Today (yesterday, whatever) at work, I was ringing up some guy’s purchases. He gave me his credit card, which I swiped on the register. “Sign and press enter, please.”
“I won’t sign that thing.”
:me starts packing sheets and pillowcases into bag: “I’m sorry, what?”
“I won’t sign that thing. That electronic thing.” :customer points to the…whatever you call that doohickey, where you either punch in your PIN or sign for your credit card. It’s also used to input your SS# when appropriate, and show customers stuff they need to verify, like name and address for items to be shipped: “If you can print out something for me to sign, I’ll sign that.”

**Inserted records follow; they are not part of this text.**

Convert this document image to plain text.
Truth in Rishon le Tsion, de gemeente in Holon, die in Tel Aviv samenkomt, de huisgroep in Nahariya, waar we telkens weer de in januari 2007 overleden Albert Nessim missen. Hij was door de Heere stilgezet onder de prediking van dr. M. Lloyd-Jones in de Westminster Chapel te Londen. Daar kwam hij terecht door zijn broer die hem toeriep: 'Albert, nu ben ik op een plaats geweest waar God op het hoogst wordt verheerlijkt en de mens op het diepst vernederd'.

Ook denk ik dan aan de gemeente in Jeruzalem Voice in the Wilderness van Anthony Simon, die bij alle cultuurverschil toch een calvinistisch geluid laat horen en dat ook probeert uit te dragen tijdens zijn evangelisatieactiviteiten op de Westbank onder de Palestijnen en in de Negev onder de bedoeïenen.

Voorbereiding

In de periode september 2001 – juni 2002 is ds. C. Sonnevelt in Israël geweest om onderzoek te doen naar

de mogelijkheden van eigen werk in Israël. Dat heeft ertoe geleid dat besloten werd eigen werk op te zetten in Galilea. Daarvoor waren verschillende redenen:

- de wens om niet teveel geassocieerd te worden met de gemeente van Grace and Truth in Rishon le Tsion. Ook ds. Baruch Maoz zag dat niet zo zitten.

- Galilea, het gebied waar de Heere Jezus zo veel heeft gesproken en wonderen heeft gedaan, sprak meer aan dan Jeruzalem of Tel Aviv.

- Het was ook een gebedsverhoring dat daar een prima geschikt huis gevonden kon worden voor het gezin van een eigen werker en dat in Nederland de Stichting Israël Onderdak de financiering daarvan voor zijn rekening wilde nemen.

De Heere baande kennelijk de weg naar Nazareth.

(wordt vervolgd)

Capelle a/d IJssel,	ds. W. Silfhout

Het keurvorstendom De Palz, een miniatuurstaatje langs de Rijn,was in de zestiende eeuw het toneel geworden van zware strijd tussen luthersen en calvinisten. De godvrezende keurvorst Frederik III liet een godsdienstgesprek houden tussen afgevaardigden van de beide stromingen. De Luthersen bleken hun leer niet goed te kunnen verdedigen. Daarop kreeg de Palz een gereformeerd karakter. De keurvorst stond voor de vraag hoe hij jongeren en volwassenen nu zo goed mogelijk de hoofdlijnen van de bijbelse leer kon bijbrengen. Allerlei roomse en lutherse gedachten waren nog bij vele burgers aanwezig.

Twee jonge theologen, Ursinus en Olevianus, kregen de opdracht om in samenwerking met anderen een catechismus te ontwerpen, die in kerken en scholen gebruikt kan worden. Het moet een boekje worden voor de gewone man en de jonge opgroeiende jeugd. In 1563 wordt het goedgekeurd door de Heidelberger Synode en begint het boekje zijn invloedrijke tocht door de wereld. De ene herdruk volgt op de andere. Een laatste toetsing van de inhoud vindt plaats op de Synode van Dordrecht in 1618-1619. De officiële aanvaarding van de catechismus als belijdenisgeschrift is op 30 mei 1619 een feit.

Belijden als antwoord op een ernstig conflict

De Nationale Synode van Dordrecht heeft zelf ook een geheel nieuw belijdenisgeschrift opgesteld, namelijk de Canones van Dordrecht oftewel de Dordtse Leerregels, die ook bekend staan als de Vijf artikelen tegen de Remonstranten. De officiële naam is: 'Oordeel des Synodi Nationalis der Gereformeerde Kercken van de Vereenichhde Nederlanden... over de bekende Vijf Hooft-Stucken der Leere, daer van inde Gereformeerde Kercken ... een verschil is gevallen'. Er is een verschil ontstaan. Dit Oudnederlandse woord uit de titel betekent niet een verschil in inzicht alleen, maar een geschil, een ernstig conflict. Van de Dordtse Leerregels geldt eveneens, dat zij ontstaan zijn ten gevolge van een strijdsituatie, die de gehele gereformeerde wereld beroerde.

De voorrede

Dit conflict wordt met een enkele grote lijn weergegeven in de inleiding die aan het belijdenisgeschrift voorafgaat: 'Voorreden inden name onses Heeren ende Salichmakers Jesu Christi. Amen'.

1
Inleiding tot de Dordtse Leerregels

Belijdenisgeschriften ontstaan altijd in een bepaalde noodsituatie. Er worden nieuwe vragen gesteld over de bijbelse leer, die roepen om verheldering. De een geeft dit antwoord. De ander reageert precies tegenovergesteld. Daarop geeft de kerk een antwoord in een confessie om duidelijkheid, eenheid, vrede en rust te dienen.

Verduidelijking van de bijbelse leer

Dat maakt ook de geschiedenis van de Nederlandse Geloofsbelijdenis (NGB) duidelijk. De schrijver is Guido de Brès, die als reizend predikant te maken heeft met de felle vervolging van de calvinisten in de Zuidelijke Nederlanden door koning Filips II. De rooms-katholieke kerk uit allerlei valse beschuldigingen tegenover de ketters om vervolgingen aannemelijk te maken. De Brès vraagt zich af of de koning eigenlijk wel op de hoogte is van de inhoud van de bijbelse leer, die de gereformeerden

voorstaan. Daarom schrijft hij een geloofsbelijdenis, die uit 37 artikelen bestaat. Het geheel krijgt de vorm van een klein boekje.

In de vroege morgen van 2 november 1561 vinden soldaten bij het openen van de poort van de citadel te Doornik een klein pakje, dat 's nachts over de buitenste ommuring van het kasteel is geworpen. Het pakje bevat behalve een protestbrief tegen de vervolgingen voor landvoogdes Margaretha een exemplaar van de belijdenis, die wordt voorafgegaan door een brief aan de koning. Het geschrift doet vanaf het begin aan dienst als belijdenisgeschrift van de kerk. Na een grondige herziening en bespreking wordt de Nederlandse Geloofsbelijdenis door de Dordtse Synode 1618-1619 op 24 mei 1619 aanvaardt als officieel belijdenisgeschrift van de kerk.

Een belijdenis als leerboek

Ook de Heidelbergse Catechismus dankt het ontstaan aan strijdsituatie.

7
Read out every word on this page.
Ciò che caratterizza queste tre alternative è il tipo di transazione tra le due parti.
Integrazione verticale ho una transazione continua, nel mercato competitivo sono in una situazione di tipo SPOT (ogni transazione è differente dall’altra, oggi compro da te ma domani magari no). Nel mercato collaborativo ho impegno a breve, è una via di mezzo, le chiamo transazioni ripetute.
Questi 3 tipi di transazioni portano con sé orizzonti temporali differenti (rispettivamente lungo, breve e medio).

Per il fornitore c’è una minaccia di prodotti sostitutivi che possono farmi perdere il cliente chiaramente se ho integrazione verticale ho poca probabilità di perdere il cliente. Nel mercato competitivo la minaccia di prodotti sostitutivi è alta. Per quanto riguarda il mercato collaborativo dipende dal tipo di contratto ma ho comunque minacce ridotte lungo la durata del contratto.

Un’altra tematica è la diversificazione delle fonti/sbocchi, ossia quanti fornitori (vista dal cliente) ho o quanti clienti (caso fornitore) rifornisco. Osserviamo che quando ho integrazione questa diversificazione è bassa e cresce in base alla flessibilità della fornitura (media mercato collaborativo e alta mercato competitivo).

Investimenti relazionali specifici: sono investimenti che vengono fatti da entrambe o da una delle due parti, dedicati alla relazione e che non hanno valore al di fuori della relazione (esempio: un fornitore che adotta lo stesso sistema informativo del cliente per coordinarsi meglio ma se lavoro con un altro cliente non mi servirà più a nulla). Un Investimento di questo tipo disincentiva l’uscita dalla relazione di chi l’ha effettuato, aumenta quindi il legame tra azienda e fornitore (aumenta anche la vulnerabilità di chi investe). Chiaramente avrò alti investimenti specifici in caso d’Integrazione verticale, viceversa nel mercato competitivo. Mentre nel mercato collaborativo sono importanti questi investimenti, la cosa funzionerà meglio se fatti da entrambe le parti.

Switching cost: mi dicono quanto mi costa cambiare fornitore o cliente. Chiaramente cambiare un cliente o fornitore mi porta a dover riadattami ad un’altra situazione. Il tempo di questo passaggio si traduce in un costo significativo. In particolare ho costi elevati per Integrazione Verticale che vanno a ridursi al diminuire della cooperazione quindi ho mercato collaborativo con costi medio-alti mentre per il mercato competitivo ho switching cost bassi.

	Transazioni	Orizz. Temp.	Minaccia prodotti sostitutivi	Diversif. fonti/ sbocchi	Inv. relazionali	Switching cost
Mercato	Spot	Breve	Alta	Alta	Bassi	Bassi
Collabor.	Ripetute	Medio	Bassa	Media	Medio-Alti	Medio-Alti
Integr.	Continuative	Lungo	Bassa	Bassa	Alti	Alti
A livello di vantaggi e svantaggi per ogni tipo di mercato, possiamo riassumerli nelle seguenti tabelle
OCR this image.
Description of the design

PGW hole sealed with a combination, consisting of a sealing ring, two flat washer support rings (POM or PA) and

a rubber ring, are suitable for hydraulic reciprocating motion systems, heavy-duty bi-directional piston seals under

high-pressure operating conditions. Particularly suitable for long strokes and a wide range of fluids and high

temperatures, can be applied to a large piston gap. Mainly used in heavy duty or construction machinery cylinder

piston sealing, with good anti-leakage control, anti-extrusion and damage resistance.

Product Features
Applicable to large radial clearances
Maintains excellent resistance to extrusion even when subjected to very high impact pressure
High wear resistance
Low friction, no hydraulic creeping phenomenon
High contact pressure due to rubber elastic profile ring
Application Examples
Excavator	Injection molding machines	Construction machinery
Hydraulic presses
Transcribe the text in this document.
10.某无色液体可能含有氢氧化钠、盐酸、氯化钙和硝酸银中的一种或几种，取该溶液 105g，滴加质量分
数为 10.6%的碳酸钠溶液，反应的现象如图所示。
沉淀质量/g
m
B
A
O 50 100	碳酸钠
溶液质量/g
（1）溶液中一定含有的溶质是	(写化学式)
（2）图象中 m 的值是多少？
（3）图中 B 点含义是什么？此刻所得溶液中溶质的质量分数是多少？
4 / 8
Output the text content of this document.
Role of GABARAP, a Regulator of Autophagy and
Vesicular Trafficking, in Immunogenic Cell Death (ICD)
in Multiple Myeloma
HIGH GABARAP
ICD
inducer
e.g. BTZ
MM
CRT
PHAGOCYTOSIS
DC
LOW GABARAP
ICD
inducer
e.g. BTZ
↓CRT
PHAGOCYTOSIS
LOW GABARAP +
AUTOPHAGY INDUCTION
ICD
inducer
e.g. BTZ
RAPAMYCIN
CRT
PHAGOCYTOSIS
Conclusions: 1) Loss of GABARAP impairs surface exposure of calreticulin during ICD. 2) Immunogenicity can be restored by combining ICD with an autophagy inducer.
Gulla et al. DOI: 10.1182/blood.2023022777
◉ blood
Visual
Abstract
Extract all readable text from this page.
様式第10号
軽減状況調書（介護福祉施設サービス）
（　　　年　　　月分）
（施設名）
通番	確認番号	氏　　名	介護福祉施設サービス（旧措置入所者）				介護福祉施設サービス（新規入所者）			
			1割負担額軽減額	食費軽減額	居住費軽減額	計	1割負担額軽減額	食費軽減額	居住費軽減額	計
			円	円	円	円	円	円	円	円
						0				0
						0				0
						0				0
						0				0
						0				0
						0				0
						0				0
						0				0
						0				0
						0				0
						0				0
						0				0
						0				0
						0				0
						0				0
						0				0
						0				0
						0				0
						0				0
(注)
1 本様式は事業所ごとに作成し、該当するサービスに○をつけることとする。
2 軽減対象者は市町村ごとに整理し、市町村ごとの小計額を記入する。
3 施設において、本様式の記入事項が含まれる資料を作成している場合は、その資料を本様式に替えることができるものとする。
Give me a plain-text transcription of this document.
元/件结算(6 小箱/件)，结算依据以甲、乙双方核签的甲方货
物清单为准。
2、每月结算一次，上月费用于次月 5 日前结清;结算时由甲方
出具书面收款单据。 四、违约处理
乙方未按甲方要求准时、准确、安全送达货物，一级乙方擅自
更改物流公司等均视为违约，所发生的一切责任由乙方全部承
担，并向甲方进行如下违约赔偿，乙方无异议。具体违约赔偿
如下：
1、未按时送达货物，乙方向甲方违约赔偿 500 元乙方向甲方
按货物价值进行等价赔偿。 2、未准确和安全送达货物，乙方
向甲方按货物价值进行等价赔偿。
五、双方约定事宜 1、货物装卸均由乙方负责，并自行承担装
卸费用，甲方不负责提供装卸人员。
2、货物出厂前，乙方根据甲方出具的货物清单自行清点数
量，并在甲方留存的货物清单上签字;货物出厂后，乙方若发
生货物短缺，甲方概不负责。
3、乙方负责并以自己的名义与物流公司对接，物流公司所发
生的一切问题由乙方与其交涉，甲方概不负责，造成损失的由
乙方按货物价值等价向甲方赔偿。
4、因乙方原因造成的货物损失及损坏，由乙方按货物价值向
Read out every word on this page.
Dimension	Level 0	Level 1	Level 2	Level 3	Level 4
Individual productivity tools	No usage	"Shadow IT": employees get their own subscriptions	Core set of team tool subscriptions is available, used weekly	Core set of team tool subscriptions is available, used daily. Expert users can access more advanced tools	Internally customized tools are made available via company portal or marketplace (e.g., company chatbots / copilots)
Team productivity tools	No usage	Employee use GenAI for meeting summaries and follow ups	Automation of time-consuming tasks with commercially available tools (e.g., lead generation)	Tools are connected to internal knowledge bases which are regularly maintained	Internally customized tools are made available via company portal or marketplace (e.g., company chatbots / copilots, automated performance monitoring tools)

“Okay…uh…huh.” :me feels like one of the legendary too-stupid-to-live-because-they-draw-a-blank-when-presented-with-an-unfamiliar-situation cashiers so often lambasted in the Pit: “Uh…Sometimes, the machine malfunctions and it does print out something for you to sign…but I don’t know how to make it do that. Uh…” :me scans register screen for options, of which there are none:
“I don’t like to sign those things.”
“Okay…I can call a manager…” :me picks up phone:
“I’m just gonna scribble something.” :customer makes illegible scrawl with stylus. me puts phone back:
“Okay then!” :me watches receipt print out: “Okay; you saved ten dollars and one cent!” :me hands receipt and card across counter, walks around counter to hand bag to customer:
“I think they’re using these things to collect everyone’s signature.”
:me decides against asking who ‘they’ are, or what they plan to do with ‘everyone’s’ signature. me also decides against informing customer that every employee, who is required to clock in and out on register, makes the same illegible scrawl when asked for their own signature: “Okay! Thank you for choosing [store]; have an outstanding day!”